PEKANBARU (RIAUPOS.CO) - Tidak sedikit pihak yang beranggapan bahwa oleh-oleh termasuk makanan khas Riau, selain cukup sulit didapat, harganya pun mahal. Kepala Seksi Kerja Sama Pengembangan Ekonomi Kreatif Riau Dinas Pariwisata, Bero, menjelaskan sebenarnya perkembangan ekonomi kreatif di Riau sangat pesat. Dia juga menjelaskan mengapa sebagian oleh-oleh itu masih dijual dengan harga lebih tinggi.
Orang memandang ekonomi kreatif hanya sebatas seni, kerajinan dan kuliner. Padahal terdapat 16 subsektor, mulai dari seni pertunjukan (tari, teater, komposisi/apresiasi musik, seni rupa), seni musik (daerah, band, dangdut, dan lainnnya), kuliner, cendera mata, kerajinan, game dan aplikasi, fotografi, design, arsitektur, penerbitan, televisi serta radio,” paparnya.
Lebih lanjut, Bero sampaikan untuk kuliner sudah terhimpun sebanyak 500 resep khas Melayu. Jika setiap hari mengolah satu resep tersebut, tak putus dalam waktu tiga bulan. Terkadang tidak semua orang mampu, sehingga cukup sulit mendapatkan bahan bakunya. Perihal oleh-oleh, Bero beberkan sudah mulai berkembang dibanding beberapa tahun lalu.
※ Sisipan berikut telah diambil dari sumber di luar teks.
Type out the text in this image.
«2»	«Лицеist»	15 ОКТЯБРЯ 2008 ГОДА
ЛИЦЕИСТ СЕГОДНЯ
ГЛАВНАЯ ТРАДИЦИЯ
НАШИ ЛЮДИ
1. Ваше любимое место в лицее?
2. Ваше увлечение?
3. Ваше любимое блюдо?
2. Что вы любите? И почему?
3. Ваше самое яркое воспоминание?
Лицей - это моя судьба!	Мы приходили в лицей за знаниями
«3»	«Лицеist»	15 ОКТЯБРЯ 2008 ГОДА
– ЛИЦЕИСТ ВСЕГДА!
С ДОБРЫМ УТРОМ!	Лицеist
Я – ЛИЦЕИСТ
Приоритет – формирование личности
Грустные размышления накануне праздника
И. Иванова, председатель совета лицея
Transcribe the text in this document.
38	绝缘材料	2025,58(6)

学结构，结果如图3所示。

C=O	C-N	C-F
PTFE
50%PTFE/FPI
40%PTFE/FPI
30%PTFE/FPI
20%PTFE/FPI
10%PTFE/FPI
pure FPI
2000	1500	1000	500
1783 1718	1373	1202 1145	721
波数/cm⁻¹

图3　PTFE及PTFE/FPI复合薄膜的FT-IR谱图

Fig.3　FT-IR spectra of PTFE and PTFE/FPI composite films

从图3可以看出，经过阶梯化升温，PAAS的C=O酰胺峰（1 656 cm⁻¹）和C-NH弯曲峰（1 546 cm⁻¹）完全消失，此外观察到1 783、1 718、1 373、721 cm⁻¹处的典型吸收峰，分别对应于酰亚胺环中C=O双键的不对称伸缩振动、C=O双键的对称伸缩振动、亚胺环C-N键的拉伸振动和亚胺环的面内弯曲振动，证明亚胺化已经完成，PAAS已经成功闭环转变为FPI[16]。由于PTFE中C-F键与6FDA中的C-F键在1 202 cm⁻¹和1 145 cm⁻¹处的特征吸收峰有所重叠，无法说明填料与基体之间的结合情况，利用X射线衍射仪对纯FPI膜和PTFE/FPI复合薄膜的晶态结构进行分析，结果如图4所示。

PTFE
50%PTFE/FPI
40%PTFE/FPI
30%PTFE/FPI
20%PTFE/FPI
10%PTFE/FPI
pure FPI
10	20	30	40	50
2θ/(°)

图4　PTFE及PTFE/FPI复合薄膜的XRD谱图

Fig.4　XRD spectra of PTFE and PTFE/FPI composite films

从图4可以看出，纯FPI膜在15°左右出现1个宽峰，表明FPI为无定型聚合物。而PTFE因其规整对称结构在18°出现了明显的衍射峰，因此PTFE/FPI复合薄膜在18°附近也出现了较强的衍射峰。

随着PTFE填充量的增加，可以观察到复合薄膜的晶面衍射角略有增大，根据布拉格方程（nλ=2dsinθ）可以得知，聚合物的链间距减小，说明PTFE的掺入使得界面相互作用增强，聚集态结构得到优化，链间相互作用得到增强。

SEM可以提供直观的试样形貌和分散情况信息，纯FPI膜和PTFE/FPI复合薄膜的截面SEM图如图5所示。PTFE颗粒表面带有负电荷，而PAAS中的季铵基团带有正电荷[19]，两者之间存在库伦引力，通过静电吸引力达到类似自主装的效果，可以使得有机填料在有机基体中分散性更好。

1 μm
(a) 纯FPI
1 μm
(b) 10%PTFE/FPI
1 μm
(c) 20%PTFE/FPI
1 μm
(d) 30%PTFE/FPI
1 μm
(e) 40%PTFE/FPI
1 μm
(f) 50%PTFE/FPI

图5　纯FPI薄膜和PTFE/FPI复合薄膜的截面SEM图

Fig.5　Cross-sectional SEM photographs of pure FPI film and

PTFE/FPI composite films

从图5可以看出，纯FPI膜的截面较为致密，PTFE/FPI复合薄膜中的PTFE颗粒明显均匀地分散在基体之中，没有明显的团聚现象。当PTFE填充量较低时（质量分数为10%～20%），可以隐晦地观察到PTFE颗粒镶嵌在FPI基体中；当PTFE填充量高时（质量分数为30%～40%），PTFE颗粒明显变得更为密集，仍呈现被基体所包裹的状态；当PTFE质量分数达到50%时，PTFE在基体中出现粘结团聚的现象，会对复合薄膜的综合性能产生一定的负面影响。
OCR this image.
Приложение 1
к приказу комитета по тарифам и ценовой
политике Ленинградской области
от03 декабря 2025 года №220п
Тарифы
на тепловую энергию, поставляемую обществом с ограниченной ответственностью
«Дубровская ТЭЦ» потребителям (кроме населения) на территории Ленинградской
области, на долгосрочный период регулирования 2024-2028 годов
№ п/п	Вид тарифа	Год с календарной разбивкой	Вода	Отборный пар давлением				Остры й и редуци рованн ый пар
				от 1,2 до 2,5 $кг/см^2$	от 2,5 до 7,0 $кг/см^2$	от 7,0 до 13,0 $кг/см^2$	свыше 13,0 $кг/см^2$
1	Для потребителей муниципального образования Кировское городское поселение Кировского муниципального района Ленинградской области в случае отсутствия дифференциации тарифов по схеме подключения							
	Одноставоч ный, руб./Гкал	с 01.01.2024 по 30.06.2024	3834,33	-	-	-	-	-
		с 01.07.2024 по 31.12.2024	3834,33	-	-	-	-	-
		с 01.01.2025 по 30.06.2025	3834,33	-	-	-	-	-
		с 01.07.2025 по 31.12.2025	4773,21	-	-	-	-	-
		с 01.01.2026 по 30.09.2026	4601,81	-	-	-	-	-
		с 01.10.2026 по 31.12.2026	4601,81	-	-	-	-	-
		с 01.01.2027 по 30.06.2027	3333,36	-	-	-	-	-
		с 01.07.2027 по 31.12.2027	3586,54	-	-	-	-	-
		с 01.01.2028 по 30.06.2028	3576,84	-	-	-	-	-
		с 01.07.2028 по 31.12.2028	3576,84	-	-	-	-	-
Sekarang oleh-oleh khas Melayu mulai bermunculan, seperti home industry. Sepintas secara keseluruhan memang sepi di tepi jalan. “Di RCC/Riau Creative Center di dalamnya terdapat informasi dan promosi pelaku kreatif. Sehingga memudahkan dalam pencarian lokasi oleh-oleh yang ada di Riau,” sambungnya.
Sementara mahalnya oleh-oleh, Bero jelaskan bahwa hal itu dipengaruhi ongkos produksi serta biaya hidup. “Jika dibandingkan dengan daerah Jawa jelas berbeda, karena di sana bahan-bahan mudah didapat dan ongkos pekerja lebih murah. Berbanding terbalik dengan di Riau yang bahan dan ongkosnya mahal,” katanya.
Terkait mahal, juga disampaikan Sekretaris Dinas Pariwisata Provinsi Riau, Bambang Rusdianto, bahwa belum bisa mengemas secara baik. Contoh, kalau di daerah Jawa bisa mengepak ikan dalam kotak kecil, sementara di Riau dalam ukuran besar. Itulah yang menjadi mahal.
“Masalah lain juga ketika ingin memberi cendera mata harus pesan ke home industry terlebih dahulu, karena pelaku ekonomi kreatif masih takut perihal Pekanbaru hanya menjadi daerah transit wisatawan, karena tujuan wisatawan ke daerah-daerah bukan ke Pekanbaru,” jelasnya.